Vortrag: Koen Leurs (PhD student at Utrecht University (NL)

Koen Leurs ( Utrecht, NL): Mediated crossroads: the impact of digital applications on the identity construction of young Dutch-Moroccans

Koen Leurs is a PhD student in Gender Studies, at the Media and Culture Studies Department at Utrecht University (NL)

Description of the lecture:

Youth born from parents who migrated to the Netherlands from Morocco, experience various junctions in their everyday, transitional journeys of adolescence, youth culture and diaspora. Multiple intersecting issues of age, generation, class, education, gender, sexuality, ethnicity, ‘race’, religion and nationality become invoked. As young people increasingly participate in a mediated world, the question arises whether young Dutch-Moroccans perform local ethnic identities, re-articulate transnational affiliations or adapt to mainstream global representations of youth culture?

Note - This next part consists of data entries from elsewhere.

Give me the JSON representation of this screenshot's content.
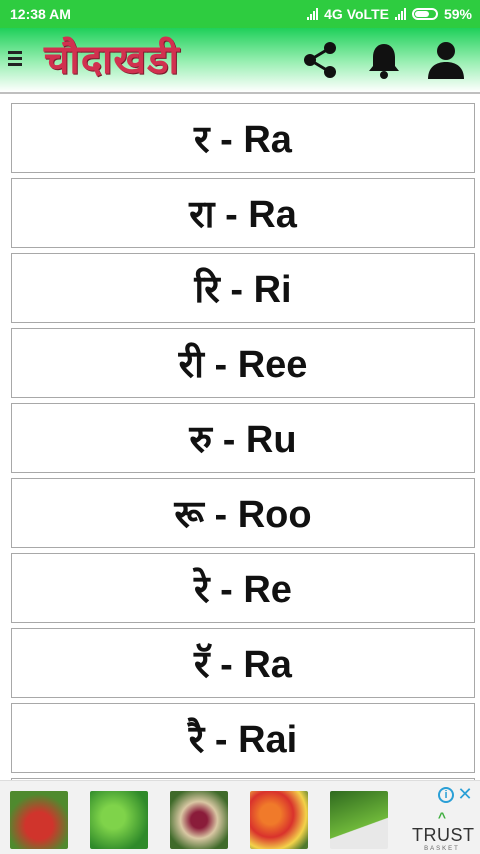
{
  "status": {
    "time": "12:38 AM",
    "network": "4G VoLTE",
    "battery": "59%"
  },
  "app_bar": {
    "title": "चौदाखडी",
    "icons": [
      "menu-icon",
      "share-icon",
      "bell-icon",
      "user-icon"
    ]
  },
  "items": [
    {
      "label": "र - Ra"
    },
    {
      "label": "रा - Ra"
    },
    {
      "label": "रि - Ri"
    },
    {
      "label": "री - Ree"
    },
    {
      "label": "रु - Ru"
    },
    {
      "label": "रू - Roo"
    },
    {
      "label": "रे - Re"
    },
    {
      "label": "रॅ - Ra"
    },
    {
      "label": "रै - Rai"
    }
  ],
  "ad": {
    "brand_mark": "^",
    "brand_word": "TRUST",
    "brand_sub": "BASKET",
    "choice_icon": "i",
    "close_icon": "✕"
  },
  "colors": {
    "status_bar": "#2ecc40",
    "title": "#d1314f",
    "item_border": "#a8a8a8"
  }
}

Do they engage in multiply located self-positioning or attach to homogenized identity models that circulate? Therefore, I will explore in the talk the ways in which various digital media applications such as online social networking sites, instant messenger, online discussion boards and video sharing platforms are used to setup alternative interactive spaces between cultures of origin, diaspora, youth culture and cultures of immigration. Attention is paid to the ways in which the internet is mutually co-constructed in youth’ online practices, paying attention on the one hand to the medium specific, structuring principles of the internet and inscriptions left by global cultural industries as well as on the other hand opportunities for appropriation and subversion. In my talk I will also trace my personal trajectory of developing the methodological toolbox of the study. The research process broadly speaking consisted of three phases: (1) a large-scale survey, (2) in-depth interviews, and (3) ethnographically informed textual/discourse analysis. With phase 1, I learned more about what youth commonly do online. In phase 2, my aim was to find out why youth do what they do online and in phase 3, I aimed to take a closer look athow youth perform their identities online.